‘Russian-German loop tightening’ in Warsaw, Polish Journo says as Baltic pipeline suffers setback
Get a short url
Earlier this week, the Danish Food and Environment Complaints Council rejected a previously issued permit for the construction of the Baltic Pipe gas pipeline project over environmental concerns.
The recent decision by a Danish environmental organization to stop the Baltic Sea pipeline project poses “a huge problem” in Warsaw, Polish journalist Jacek Liziniewicz said in an interview with Polskie Radio on Friday.
“Without deliveries of the Baltic Pipe, we will become Russia’s petitioner again,” said Liziniewicz, adding that Germany was also interested in seeing Poland in hot water. According to him, “the Russo-German loop” continues to tighten in Warsaw.
Another Polish journalist, Agnieszka Siewieruk-Maciorowska, claimed in a separate interview with Polskie Radio that developments related to Baltic Pipe endanger Poland’s energy security and that Russia and Germany seeking to dominate the world are ” an obvious fact ”.
© AFP 2021 / JOHN RANDERIS HANSEN
The land is cleared and pipes are being prepared for the Baltic Pipe gas pipeline at Houstrup Strand, near Noerre Nebel, Jutland, Denmark on February 23, 2021
Polish political analyst Piotr Cywinski, for his part, told the news channel that US President Joe Biden would seek to bring his country closer to Russia and Germany.
With POTUS earlier removing the sanctions against the operator of the Nord Stream 2 pipeline project, “the whole international system is changing,” Cywinski said.
He separately referred to what he described as “powerful lobbies working for Russia and Germany”, something that Poland has to “deal with”.
Baltic pipeline construction comes to a halt
The remarks come days after the Danish Food and Environment Complaints Council revoked a previously issued permit for the Baltic Pipe project, citing the need to assess the impact on habitats of protected species of mouse and bats. The project was approved by the Danish Environmental Protection Agency in July 2019.
Polish gas operator GAZ-System, meanwhile, said it was continuing construction of the Baltic Pipe despite a decision by the Danish Environment and Food Appeals Board to revoke the permit for the project.
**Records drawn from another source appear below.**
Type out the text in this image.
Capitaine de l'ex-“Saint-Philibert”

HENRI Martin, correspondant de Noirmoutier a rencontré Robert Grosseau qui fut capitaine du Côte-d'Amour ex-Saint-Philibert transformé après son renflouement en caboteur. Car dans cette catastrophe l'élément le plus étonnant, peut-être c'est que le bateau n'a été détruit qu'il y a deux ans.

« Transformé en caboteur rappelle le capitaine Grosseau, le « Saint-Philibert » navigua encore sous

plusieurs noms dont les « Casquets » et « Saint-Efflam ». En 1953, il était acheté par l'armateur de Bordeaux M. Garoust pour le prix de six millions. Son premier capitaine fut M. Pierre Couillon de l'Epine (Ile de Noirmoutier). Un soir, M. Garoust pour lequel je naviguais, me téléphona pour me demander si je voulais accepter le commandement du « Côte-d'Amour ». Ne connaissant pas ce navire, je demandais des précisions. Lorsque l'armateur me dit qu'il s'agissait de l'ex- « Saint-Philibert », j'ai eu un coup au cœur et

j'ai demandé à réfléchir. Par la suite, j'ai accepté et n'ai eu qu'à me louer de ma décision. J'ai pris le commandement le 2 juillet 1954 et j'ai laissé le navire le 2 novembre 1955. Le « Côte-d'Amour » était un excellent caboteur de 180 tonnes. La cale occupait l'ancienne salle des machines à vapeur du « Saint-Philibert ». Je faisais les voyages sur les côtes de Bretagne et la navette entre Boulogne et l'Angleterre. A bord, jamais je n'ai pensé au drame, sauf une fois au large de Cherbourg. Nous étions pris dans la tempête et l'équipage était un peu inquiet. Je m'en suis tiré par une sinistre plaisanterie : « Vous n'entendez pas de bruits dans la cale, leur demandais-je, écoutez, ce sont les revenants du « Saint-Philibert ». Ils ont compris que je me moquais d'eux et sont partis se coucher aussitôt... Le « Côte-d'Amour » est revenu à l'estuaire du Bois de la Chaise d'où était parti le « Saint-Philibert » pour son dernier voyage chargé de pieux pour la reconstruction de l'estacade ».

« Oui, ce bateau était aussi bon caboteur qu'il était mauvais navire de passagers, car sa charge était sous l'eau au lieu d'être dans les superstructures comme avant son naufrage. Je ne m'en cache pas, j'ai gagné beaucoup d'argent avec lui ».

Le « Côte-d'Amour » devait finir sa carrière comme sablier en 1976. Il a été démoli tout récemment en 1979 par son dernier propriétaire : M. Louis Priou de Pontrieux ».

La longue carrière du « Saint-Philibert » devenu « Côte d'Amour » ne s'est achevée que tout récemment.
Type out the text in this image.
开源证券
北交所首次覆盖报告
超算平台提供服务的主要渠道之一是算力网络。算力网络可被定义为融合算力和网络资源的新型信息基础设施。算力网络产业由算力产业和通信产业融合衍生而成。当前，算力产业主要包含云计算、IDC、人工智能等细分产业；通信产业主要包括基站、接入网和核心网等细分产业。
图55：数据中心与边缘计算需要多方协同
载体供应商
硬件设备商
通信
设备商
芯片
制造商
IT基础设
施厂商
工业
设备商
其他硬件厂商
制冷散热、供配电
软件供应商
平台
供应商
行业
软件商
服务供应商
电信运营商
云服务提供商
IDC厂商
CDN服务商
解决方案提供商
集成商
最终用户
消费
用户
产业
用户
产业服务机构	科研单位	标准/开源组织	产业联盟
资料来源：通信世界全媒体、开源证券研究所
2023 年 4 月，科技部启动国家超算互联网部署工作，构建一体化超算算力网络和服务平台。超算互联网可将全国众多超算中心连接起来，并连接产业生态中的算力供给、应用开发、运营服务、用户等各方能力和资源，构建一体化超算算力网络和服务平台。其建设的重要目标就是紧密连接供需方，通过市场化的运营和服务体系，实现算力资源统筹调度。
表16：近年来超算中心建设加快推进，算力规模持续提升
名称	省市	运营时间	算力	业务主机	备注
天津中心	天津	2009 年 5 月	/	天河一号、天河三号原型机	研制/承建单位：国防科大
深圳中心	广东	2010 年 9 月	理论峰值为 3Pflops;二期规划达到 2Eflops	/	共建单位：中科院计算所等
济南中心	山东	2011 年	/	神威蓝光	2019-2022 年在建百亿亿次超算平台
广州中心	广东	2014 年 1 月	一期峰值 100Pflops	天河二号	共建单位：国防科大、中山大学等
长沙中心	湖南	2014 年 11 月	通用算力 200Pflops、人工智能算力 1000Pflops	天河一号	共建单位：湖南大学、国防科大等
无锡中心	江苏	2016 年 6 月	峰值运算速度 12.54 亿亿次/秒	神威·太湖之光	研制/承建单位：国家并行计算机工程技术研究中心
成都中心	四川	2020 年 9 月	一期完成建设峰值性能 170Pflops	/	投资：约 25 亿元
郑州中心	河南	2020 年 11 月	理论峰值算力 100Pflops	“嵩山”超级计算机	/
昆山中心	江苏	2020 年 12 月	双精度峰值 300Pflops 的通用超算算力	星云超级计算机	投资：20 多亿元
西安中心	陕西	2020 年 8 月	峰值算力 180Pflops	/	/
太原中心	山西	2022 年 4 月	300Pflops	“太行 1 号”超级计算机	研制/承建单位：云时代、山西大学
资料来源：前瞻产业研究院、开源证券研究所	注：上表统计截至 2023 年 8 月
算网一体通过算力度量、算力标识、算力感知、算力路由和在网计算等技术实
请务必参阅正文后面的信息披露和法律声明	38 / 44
“GAZ-System informs that the construction works of the Baltic Pipe project, which the company is in charge of, are taking place both on land and in the Baltic Sea, without fail and are proceeding according to schedule,” the company said. in a report.
Baltic Pipe is a Polish-Danish project estimated at 1.7 billion euros ($ 2 billion) for the construction of a gas pipeline scheduled for completion in 2022. GAZ-System, which is expected to cover half of the aforementioned sum, previously declared its intention to import a large amount of gas through the pipeline when a Russian gas supply contract expires in 2022.
Nord Stream 2’s first line ready, says Putin
The latest developments come as Russian President Vladimir Putin announced on Friday that construction of the first line of the Nord Stream 2 pipeline has been completed and Russian energy giant Gazprom is ready to begin gas supply. Meanwhile, construction of the second line is underway, the president added during a speech at the St. Petersburg International Economic Forum.
© Sputnik / Dmitry Lelchuk
Pipeline laying vessel Fortuna in the port of the German city of Wismar. Gazprom plans to resume construction of Nord Stream 2 in Danish waters
The Russian-led gas project, which is currently over 95% complete, aims to lay a 745-mile double pipeline to transport gas from Russia directly to Germany under the Baltic Sea, passing through territorial waters from Denmark, Finland and Sweden.
The United States initiated sanctions against Nord Stream 2 in 2019, prompting the Swiss pipeline company Allseas to withdraw from the project. After a one-year hiatus, construction resumed in December 2020 by the Russian pipelayer Fortuna, which was joined by another pipelayer Akademik Cherskiy at the end of April.
Last month, the Biden administration lifted sanctions against the project operator, Swiss company Nord Stream 2 AG and its managing director, Matthias Warnig, before imposing restrictive measures on 13 Russian ships and three related entities. to the construction of the gas pipeline.